À chaque évènement historique d’importance, la bourgeoisie présente son exégèse de droite et son interprétation de gauche dont s’emparent les plumitifs à la solde des médias menteurs pour les propager. C’est au milieu de ces inanités savamment dosées que le journaliste d’investigation doit naviguer afin d’exposer la vérité.
Ainsi, il est difficile d’évaluer les retombées de l’accord sur le nucléaire iranien sans connaitre la teneur de l’entente secrète signée en marge de l’accord officiel.

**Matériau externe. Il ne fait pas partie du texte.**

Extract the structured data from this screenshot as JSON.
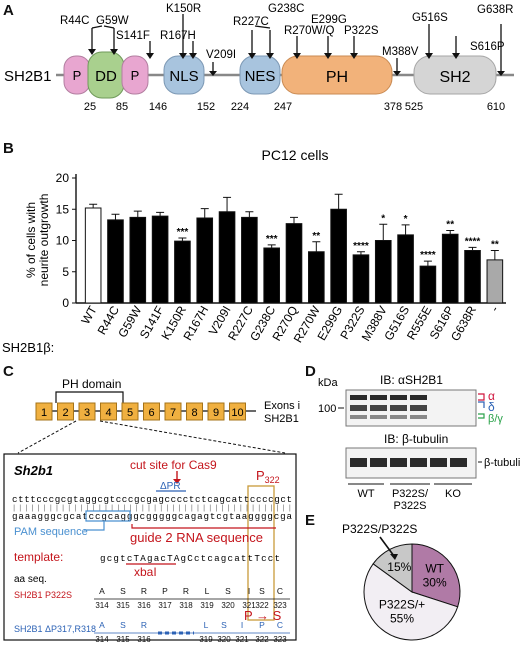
{
  "figure": {
    "panel_letters": [
      "A",
      "B",
      "C",
      "D",
      "E"
    ]
  },
  "panel_a": {
    "protein_label": "SH2B1",
    "domains": [
      {
        "label": "P",
        "color": "#e8a6d0"
      },
      {
        "label": "DD",
        "color": "#a9d08e"
      },
      {
        "label": "P",
        "color": "#e8a6d0"
      },
      {
        "label": "NLS",
        "color": "#a8c4de"
      },
      {
        "label": "NES",
        "color": "#a8c4de"
      },
      {
        "label": "PH",
        "color": "#f2b27a"
      },
      {
        "label": "SH2",
        "color": "#d5d5d5"
      }
    ],
    "positions": [
      "25",
      "85",
      "146",
      "152",
      "224",
      "247",
      "378",
      "525",
      "610"
    ],
    "mutations": [
      "R44C",
      "G59W",
      "K150R",
      "S141F",
      "R167H",
      "V209I",
      "R227C",
      "G238C",
      "R270W/Q",
      "E299G",
      "P322S",
      "M388V",
      "G516S",
      "S616P",
      "G638R"
    ]
  },
  "panel_b": {
    "chart_data": {
      "type": "bar",
      "title": "PC12 cells",
      "ylabel": "% of cells with\nneurite outgrowth",
      "xlabel_prefix": "SH2B1β:",
      "ylim": [
        0,
        20
      ],
      "yticks": [
        "0",
        "5",
        "10",
        "15",
        "20"
      ],
      "categories": [
        "WT",
        "R44C",
        "G59W",
        "S141F",
        "K150R",
        "R167H",
        "V209I",
        "R227C",
        "G238C",
        "R270Q",
        "R270W",
        "E299G",
        "P322S",
        "M388V",
        "G516S",
        "R555E",
        "S616P",
        "G638R",
        "-"
      ],
      "values": [
        15.2,
        13.3,
        13.7,
        13.9,
        9.9,
        13.6,
        14.6,
        13.7,
        8.8,
        12.7,
        8.2,
        15.0,
        7.7,
        10.0,
        10.9,
        5.9,
        11.0,
        8.4,
        6.9
      ],
      "errors": [
        0.6,
        0.9,
        1.0,
        0.6,
        0.5,
        1.5,
        2.3,
        0.9,
        0.5,
        1.0,
        1.6,
        2.4,
        0.5,
        2.6,
        1.6,
        0.8,
        0.6,
        0.5,
        1.5
      ],
      "significance": [
        "",
        "",
        "",
        "",
        "***",
        "",
        "",
        "",
        "***",
        "",
        "**",
        "",
        "****",
        "*",
        "*",
        "****",
        "**",
        "****",
        "**"
      ],
      "bar_fill": {
        "WT": "#ffffff",
        "mutant": "#000000",
        "empty_vector": "#a9a9a9"
      }
    }
  },
  "panel_c": {
    "exon_header": "PH domain",
    "exons": [
      "1",
      "2",
      "3",
      "4",
      "5",
      "6",
      "7",
      "8",
      "9",
      "10"
    ],
    "exon_caption_1": "Exons in",
    "exon_caption_2": "SH2B1",
    "gene": "Sh2b1",
    "cut_site": "cut site for Cas9",
    "p322": "P",
    "p322_sub": "322",
    "delta_pr": "ΔPR",
    "seq_top": "ctttcccgcgtaggcgtcccgcgagcccctctcagcattccccgct",
    "seq_ticks": "||||||||||||||||||||||||||||||||||||||||||||||",
    "seq_bottom": "gaaagggcgcatccgcagggcgggggcagagtcgtaaggggcga",
    "pam": "PAM sequence",
    "guide": "guide 2 RNA sequence",
    "template_label": "template:",
    "template_seq": "gcgtcTAgacTAgCctcagcattTcct",
    "xbaI": "xbaI",
    "aa_seq": "aa seq.",
    "mut1_name": "SH2B1 P322S",
    "mut1_aa": [
      "A",
      "S",
      "R",
      "P",
      "R",
      "L",
      "S",
      "I",
      "S",
      "C"
    ],
    "mut1_num": [
      "314",
      "315",
      "316",
      "317",
      "318",
      "319",
      "320",
      "321",
      "322",
      "323"
    ],
    "p_to_s": "P → S",
    "mut2_name": "SH2B1 ΔP317,R318",
    "mut2_aa": [
      "A",
      "S",
      "R",
      "L",
      "S",
      "I",
      "P",
      "C"
    ],
    "mut2_num": [
      "314",
      "315",
      "316",
      "319",
      "320",
      "321",
      "322",
      "323"
    ]
  },
  "panel_d": {
    "kda": "kDa",
    "marker": "100",
    "ib1": "IB: αSH2B1",
    "ib2": "IB: β-tubulin",
    "isoforms": [
      "α",
      "δ",
      "β/γ"
    ],
    "isoform_colors": [
      "#d0143c",
      "#2c62b5",
      "#2aa24a"
    ],
    "tubulin": "β-tubulin",
    "groups": [
      "WT",
      "P322S/\nP322S",
      "KO"
    ]
  },
  "panel_e": {
    "chart_data": {
      "type": "pie",
      "labels": [
        "WT",
        "P322S/+",
        "P322S/P322S"
      ],
      "values": [
        30,
        55,
        15
      ],
      "value_labels": [
        "WT\n30%",
        "P322S/+\n55%",
        "15%"
      ],
      "colors": [
        "#b07aa6",
        "#f2eef3",
        "#c8c8c8"
      ],
      "callout": "P322S/P322S"
    }
  }
}
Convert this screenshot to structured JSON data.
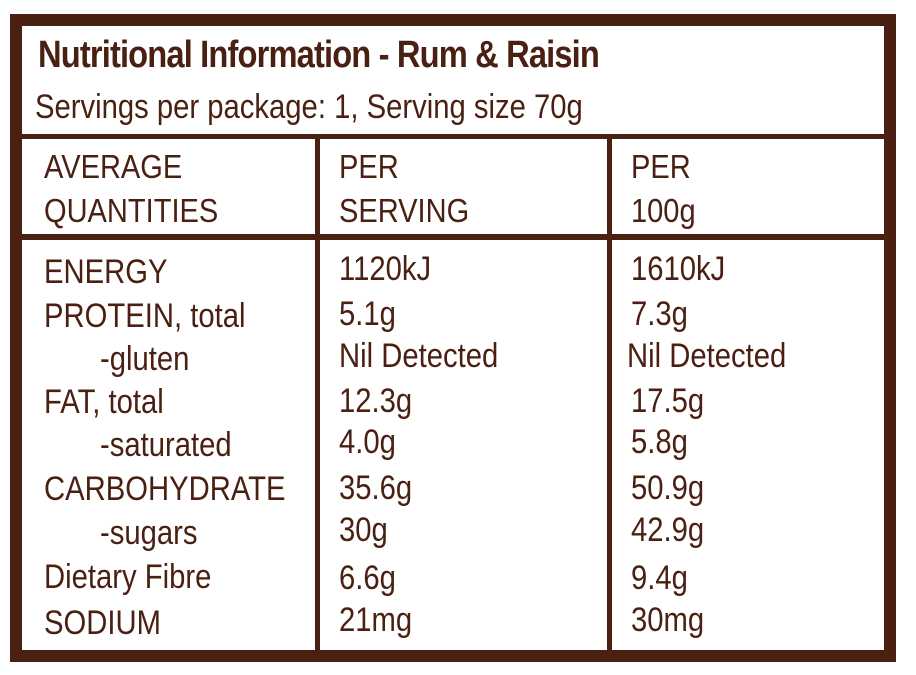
{
  "colors": {
    "brown": "#4a2012",
    "background": "#ffffff"
  },
  "header": {
    "title": "Nutritional Information - Rum & Raisin",
    "subtitle": "Servings per package: 1, Serving size 70g"
  },
  "columns": {
    "col1_line1": "AVERAGE",
    "col1_line2": "QUANTITIES",
    "col2_line1": "PER",
    "col2_line2": "SERVING",
    "col3_line1": "PER",
    "col3_line2": "100g"
  },
  "rows": [
    {
      "name": "ENERGY",
      "per_serving": "1120kJ",
      "per_100g": "1610kJ"
    },
    {
      "name": "PROTEIN, total",
      "per_serving": "5.1g",
      "per_100g": "7.3g"
    },
    {
      "name": "-gluten",
      "per_serving": "Nil Detected",
      "per_100g": "Nil Detected"
    },
    {
      "name": "FAT, total",
      "per_serving": "12.3g",
      "per_100g": "17.5g"
    },
    {
      "name": "-saturated",
      "per_serving": "4.0g",
      "per_100g": "5.8g"
    },
    {
      "name": "CARBOHYDRATE",
      "per_serving": "35.6g",
      "per_100g": "50.9g"
    },
    {
      "name": "-sugars",
      "per_serving": "30g",
      "per_100g": "42.9g"
    },
    {
      "name": "Dietary Fibre",
      "per_serving": "6.6g",
      "per_100g": "9.4g"
    },
    {
      "name": "SODIUM",
      "per_serving": "21mg",
      "per_100g": "30mg"
    }
  ]
}
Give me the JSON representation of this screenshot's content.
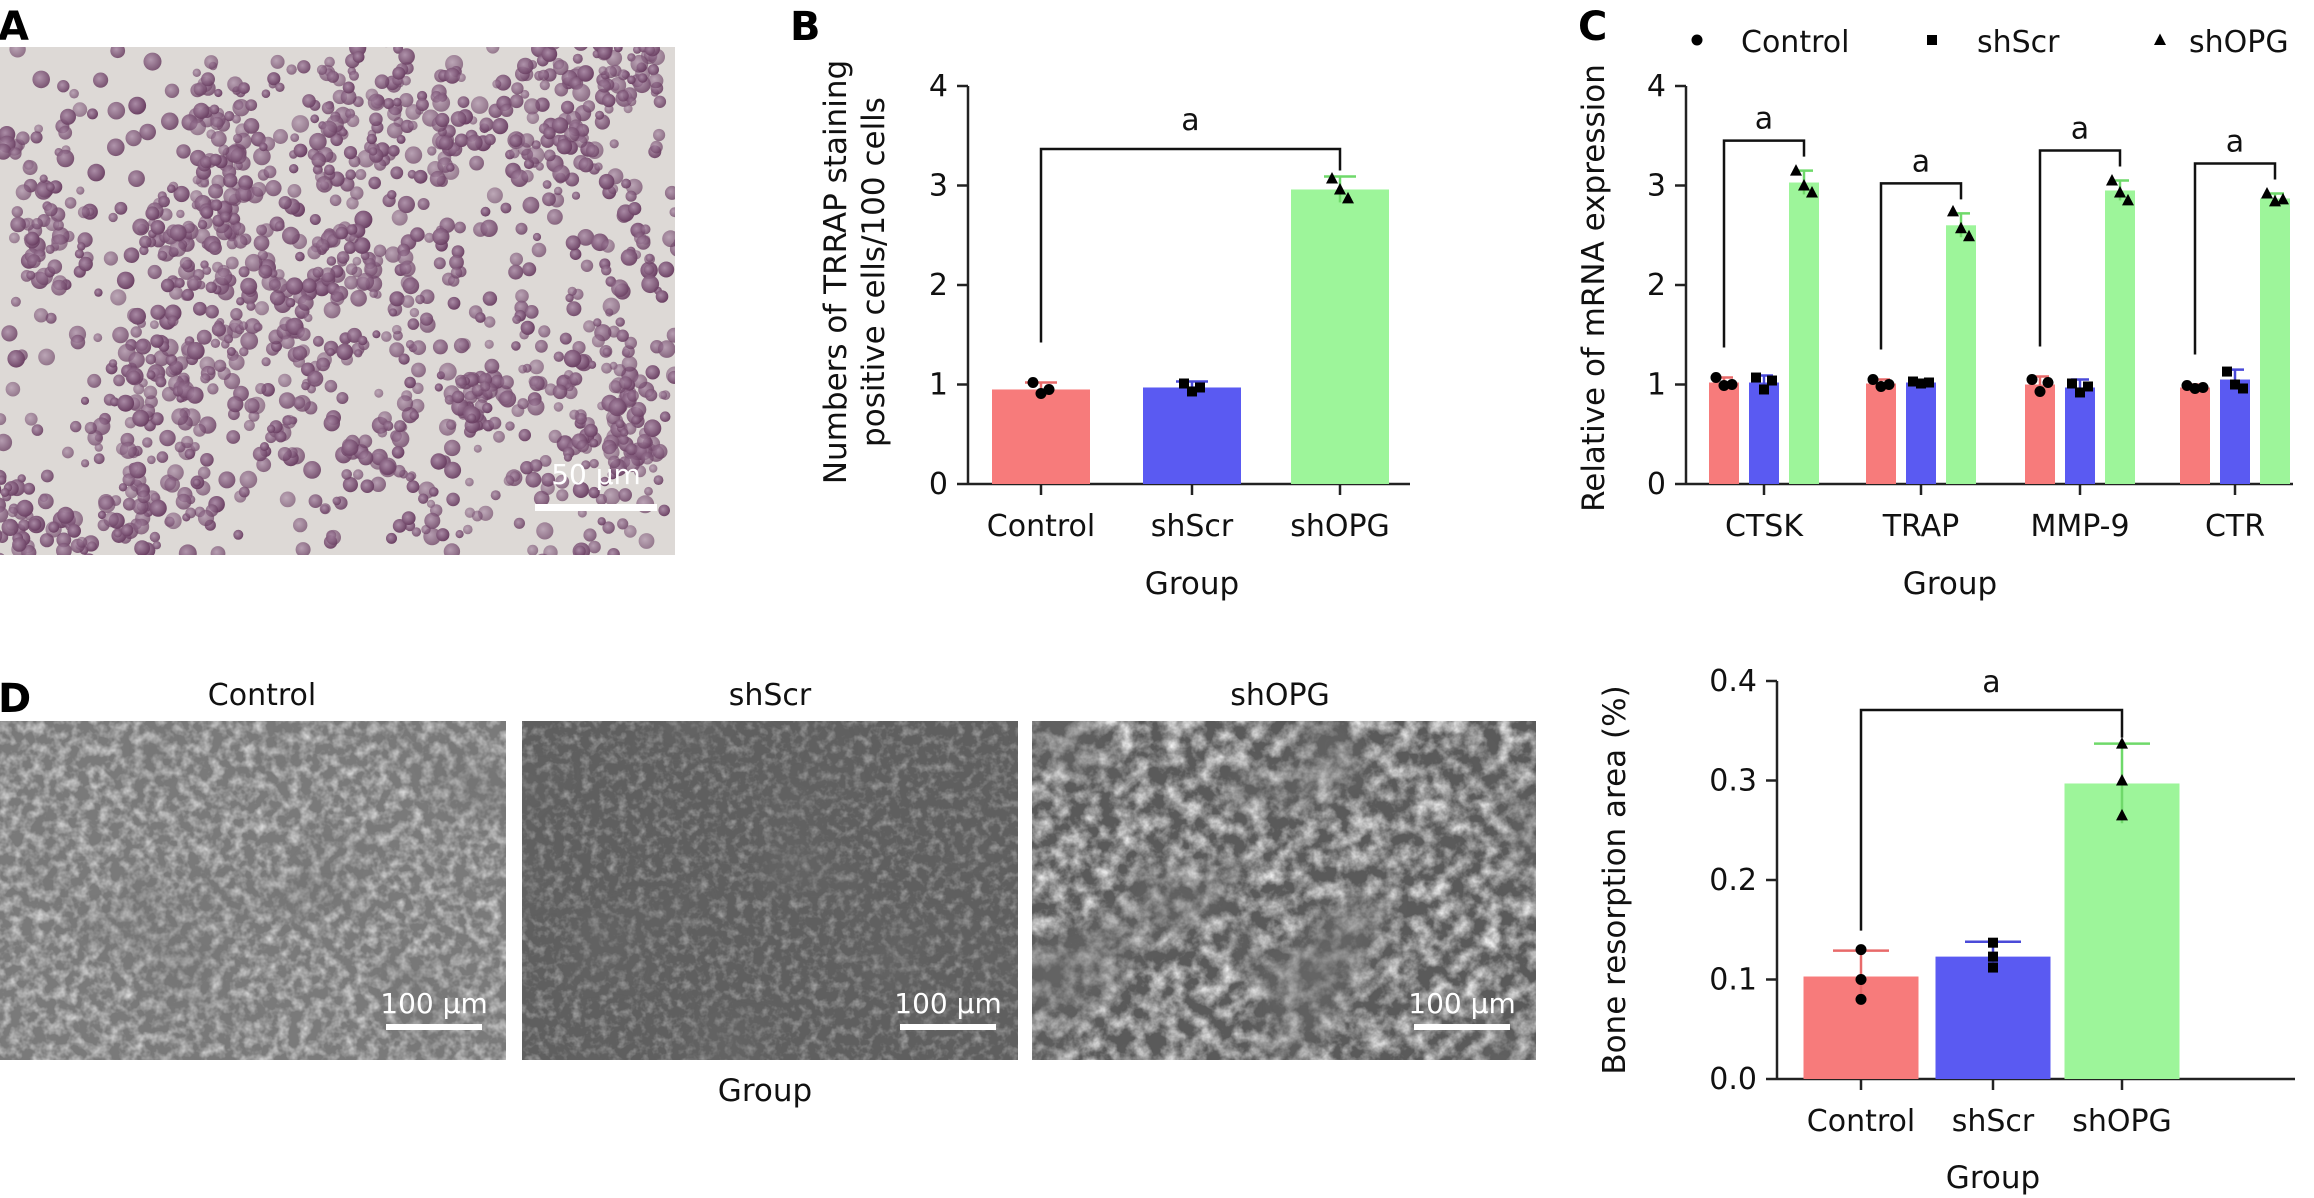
{
  "panels": {
    "A": {
      "label": "A",
      "scalebar": "50 µm"
    },
    "B": {
      "label": "B"
    },
    "C": {
      "label": "C"
    },
    "D": {
      "label": "D",
      "image_titles": [
        "Control",
        "shScr",
        "shOPG"
      ],
      "scalebars": [
        "100 µm",
        "100 µm",
        "100 µm"
      ],
      "group_label": "Group"
    }
  },
  "colors": {
    "control": "#f77b7b",
    "shscr": "#5a5af2",
    "shopg": "#9df59a",
    "control_err": "#e86a6a",
    "shscr_err": "#4a4ad8",
    "shopg_err": "#6fd96a"
  },
  "chart_data": [
    {
      "id": "B",
      "type": "bar",
      "categories": [
        "Control",
        "shScr",
        "shOPG"
      ],
      "values": [
        0.95,
        0.97,
        2.96
      ],
      "errors": [
        0.07,
        0.06,
        0.13
      ],
      "points": [
        [
          1.02,
          0.91,
          0.95
        ],
        [
          1.01,
          0.93,
          0.97
        ],
        [
          3.07,
          2.96,
          2.87
        ]
      ],
      "markers": [
        "circle",
        "square",
        "triangle"
      ],
      "xlabel": "Group",
      "ylabel": [
        "Numbers of TRRAP staining",
        "positive cells/100 cells"
      ],
      "ylim": [
        0,
        4
      ],
      "yticks": [
        0,
        1,
        2,
        3,
        4
      ],
      "significance": [
        {
          "from": 0,
          "to": 2,
          "label": "a"
        }
      ]
    },
    {
      "id": "C",
      "type": "bar",
      "categories": [
        "CTSK",
        "TRAP",
        "MMP-9",
        "CTR"
      ],
      "series": [
        {
          "name": "Control",
          "marker": "circle",
          "values": [
            1.02,
            1.01,
            1.0,
            0.97
          ],
          "errors": [
            0.05,
            0.04,
            0.08,
            0.03
          ],
          "points": [
            [
              1.07,
              0.99,
              1.0
            ],
            [
              1.05,
              0.98,
              1.0
            ],
            [
              1.05,
              0.93,
              1.02
            ],
            [
              0.99,
              0.96,
              0.97
            ]
          ]
        },
        {
          "name": "shScr",
          "marker": "square",
          "values": [
            1.02,
            1.02,
            0.97,
            1.05
          ],
          "errors": [
            0.07,
            0.02,
            0.08,
            0.1
          ],
          "points": [
            [
              1.07,
              0.95,
              1.04
            ],
            [
              1.03,
              1.01,
              1.02
            ],
            [
              1.01,
              0.92,
              0.98
            ],
            [
              1.13,
              1.0,
              0.96
            ]
          ]
        },
        {
          "name": "shOPG",
          "marker": "triangle",
          "values": [
            3.03,
            2.6,
            2.95,
            2.87
          ],
          "errors": [
            0.12,
            0.12,
            0.1,
            0.05
          ],
          "points": [
            [
              3.15,
              3.0,
              2.93
            ],
            [
              2.74,
              2.57,
              2.49
            ],
            [
              3.05,
              2.93,
              2.85
            ],
            [
              2.92,
              2.84,
              2.86
            ]
          ]
        }
      ],
      "legend": [
        "Control",
        "shScr",
        "shOPG"
      ],
      "legend_position": "top",
      "xlabel": "Group",
      "ylabel": "Relative of mRNA expression",
      "ylim": [
        0,
        4
      ],
      "yticks": [
        0,
        1,
        2,
        3,
        4
      ],
      "significance": [
        {
          "category": 0,
          "label": "a"
        },
        {
          "category": 1,
          "label": "a"
        },
        {
          "category": 2,
          "label": "a"
        },
        {
          "category": 3,
          "label": "a"
        }
      ]
    },
    {
      "id": "D",
      "type": "bar",
      "categories": [
        "Control",
        "shScr",
        "shOPG"
      ],
      "values": [
        0.103,
        0.123,
        0.297
      ],
      "errors": [
        0.026,
        0.015,
        0.04
      ],
      "points": [
        [
          0.13,
          0.1,
          0.08
        ],
        [
          0.137,
          0.123,
          0.112
        ],
        [
          0.337,
          0.3,
          0.265
        ]
      ],
      "markers": [
        "circle",
        "square",
        "triangle"
      ],
      "xlabel": "Group",
      "ylabel": "Bone resorption area (%)",
      "ylim": [
        0,
        0.4
      ],
      "yticks": [
        "0.0",
        "0.1",
        "0.2",
        "0.3",
        "0.4"
      ],
      "significance": [
        {
          "from": 0,
          "to": 2,
          "label": "a"
        }
      ]
    }
  ]
}
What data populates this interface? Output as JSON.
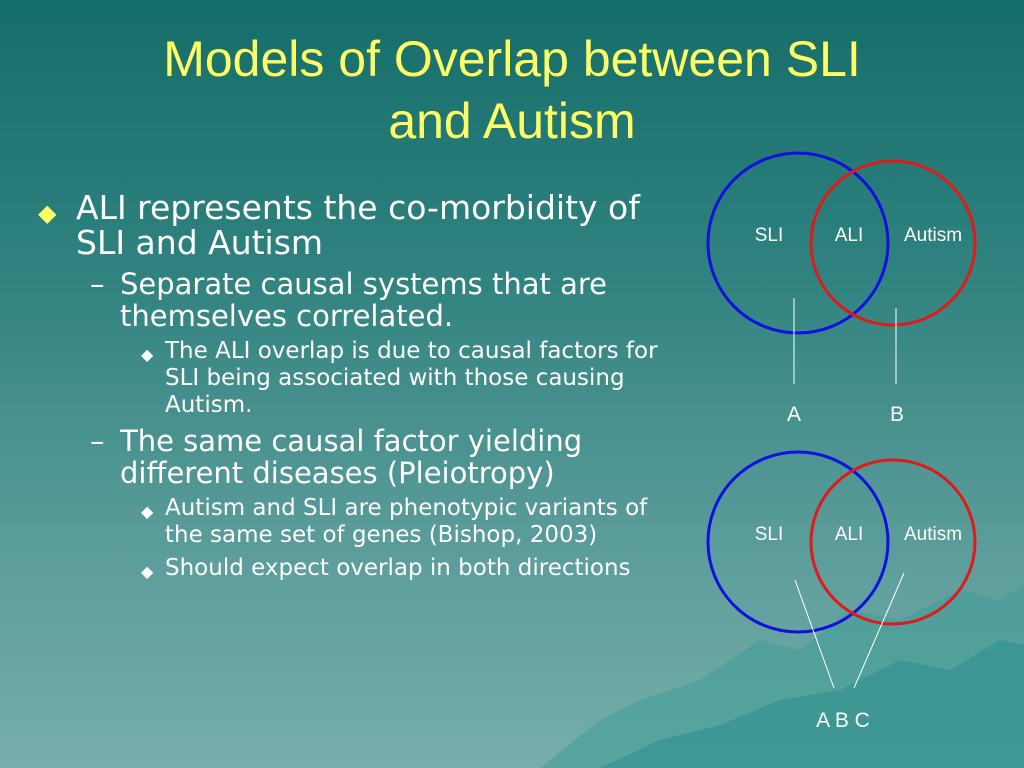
{
  "title": {
    "line1": "Models of Overlap between SLI",
    "line2": "and Autism"
  },
  "bullets": {
    "item1": "ALI represents the co-morbidity of SLI and Autism",
    "sub1": "Separate causal systems that are themselves correlated.",
    "sub1_detail": "The ALI overlap is due to causal factors for SLI being associated with those causing Autism.",
    "sub2": "The same causal factor yielding different diseases (Pleiotropy)",
    "sub2_detail1": "Autism and SLI are phenotypic variants of the same set of genes (Bishop, 2003)",
    "sub2_detail2": "Should expect overlap in both directions",
    "dash": "–"
  },
  "diagram1": {
    "left_label": "SLI",
    "middle_label": "ALI",
    "right_label": "Autism",
    "label_a": "A",
    "label_b": "B"
  },
  "diagram2": {
    "left_label": "SLI",
    "middle_label": "ALI",
    "right_label": "Autism",
    "label_abc": "A B C"
  },
  "colors": {
    "title": "#ffff66",
    "circle_left": "#1010e0",
    "circle_right": "#e01a1a",
    "text": "#ffffff"
  },
  "icons": {
    "level1_bullet": "diamond-icon",
    "level3_bullet": "small-diamond-icon"
  }
}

Cependant, des indices de ce traité secret apparaissent à travers la confrontation que le nouveau locataire de la Maison-Blanche n’a pas manqué de susciter faisant grief à Barack Obama d’avoir signé une entente bâclée comme poou tous les autres dossiers.
L’accord de juillet 2015 vu d’Amérique
Voici ce que les autorités gouvernementales occidentales proposaient comme interprétation de cet accord. Le Wall Street Journal écrivait : « L’accord de Vienne conclu le 14 juillet 2015 entre l’Iran et les « P5 + 1 » (les 5 membres du Conseil de Sécurité de l’ONU – Chine, États-Unis, France, Royaume-Uni, Russie – plus l’Allemagne) conclut 12 ans de négociations sur le dossier nucléaire iranien. Initiées en 2003 par l’administration Bush, l’année même de l’invasion de l’Irak, les accusations selon lesquelles l’Iran aurait un programme nucléaire militaire clandestin et aspirerait à obtenir la bombe atomique était tout aussi infondées que celles qui furent portées contre les prétendues armes de destruction massive de l’Irak. Ces allégations, démenties par toutes les données et par tous les observateurs internationaux, servaient seulement de prétexte à une agression qui devait constituer le dernier acte du projet de Nouveau Moyen-Orient redessiné selon les désidératas de Washington. Un Moyen-Orient dans lequel il n’y aurait de place pour aucun État et aucune force qui puisse représenter un danger pour l’hégémonie américaine et son contrôle des ressources et des axes stratégiques de la région » (1).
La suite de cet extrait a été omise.